Et il leur indiqua une fausse piste : Le convoi s’était soi-disant arrêté dans le pays fleuri qui domine le versant du Pacifique ; mais il ignorait le nom du pueblo vers lequel on avait dirigé le malade.

Cela suffit à leur faire perdre une journée en inutiles recherches. Il n’en fallait pas davantage. Quand, le 18 juillet, surlendemain de leur départ de Colon, ils arrivèrent à Panama, ce fut tout juste pour voir déraper l’Alaska et apercevoir sur le pont la silhouette de la blonde miss. Impossible de rattraper le steamer… et il n’y a de départ régulier que trois fois par mois !…

Ce fut chez Bouvreuil et José un débordement de jurons et de blasphèmes à scandaliser un parpaillot !

Un juif qui passait sur le quai de la Ville Vieille, — les juifs ont depuis quelques années accaparé presque tout le commerce du pays, — les entendit et, flairant une aubaine, puisqu’une passion humaine était en jeu, il s’enquit des motifs de cette colère.
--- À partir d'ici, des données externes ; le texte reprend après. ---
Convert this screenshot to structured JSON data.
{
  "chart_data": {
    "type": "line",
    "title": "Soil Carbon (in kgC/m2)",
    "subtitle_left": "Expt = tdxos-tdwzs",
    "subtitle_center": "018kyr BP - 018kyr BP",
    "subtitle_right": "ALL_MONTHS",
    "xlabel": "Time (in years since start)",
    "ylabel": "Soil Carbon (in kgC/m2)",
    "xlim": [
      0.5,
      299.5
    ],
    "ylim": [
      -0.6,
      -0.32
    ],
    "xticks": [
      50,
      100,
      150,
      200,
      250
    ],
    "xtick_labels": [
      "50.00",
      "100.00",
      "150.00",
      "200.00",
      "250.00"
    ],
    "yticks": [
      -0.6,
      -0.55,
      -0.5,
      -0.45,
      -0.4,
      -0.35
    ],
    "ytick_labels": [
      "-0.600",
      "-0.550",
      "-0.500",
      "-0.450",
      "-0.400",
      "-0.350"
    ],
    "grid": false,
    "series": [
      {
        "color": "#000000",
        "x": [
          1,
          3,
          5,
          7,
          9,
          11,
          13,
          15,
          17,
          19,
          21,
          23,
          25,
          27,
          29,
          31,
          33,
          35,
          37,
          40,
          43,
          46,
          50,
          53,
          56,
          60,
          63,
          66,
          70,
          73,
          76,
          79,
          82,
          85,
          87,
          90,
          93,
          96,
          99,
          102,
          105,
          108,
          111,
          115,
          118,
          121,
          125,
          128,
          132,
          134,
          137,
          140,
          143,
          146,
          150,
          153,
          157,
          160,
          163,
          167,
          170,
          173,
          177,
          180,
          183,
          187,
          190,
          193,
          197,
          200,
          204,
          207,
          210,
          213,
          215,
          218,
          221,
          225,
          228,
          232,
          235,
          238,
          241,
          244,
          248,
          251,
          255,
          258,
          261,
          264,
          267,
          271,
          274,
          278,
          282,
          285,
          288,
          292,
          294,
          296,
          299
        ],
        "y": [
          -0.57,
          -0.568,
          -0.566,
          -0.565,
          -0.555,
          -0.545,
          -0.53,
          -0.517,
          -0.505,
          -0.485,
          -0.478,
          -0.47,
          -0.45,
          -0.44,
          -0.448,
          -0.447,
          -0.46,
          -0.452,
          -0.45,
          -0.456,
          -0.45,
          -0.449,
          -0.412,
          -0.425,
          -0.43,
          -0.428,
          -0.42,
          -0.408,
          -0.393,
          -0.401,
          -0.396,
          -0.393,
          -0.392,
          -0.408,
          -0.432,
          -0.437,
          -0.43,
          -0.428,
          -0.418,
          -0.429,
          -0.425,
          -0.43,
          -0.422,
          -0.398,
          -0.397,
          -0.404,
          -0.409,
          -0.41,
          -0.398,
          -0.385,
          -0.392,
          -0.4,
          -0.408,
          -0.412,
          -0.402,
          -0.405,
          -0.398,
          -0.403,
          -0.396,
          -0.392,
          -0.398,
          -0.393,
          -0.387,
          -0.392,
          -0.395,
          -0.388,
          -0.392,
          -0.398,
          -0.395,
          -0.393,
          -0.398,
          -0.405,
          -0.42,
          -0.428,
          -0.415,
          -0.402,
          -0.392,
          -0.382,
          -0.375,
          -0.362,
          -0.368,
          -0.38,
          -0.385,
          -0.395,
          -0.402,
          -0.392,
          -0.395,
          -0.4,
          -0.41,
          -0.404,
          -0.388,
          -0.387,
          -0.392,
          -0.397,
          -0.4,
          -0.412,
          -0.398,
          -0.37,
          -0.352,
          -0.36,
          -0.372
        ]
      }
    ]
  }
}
— C’était, clamait José, une affaire magnifique ratée parce que lui et son ami venaient de manquer le départ du bateau. À tout prix il faudrait être à San Francisco en même temps que l’Alaska.

— En même temps, ce n’est pas possible, mais à un ou deux jours près, je vous en fournirai le moyen… si vous avez de l’argent.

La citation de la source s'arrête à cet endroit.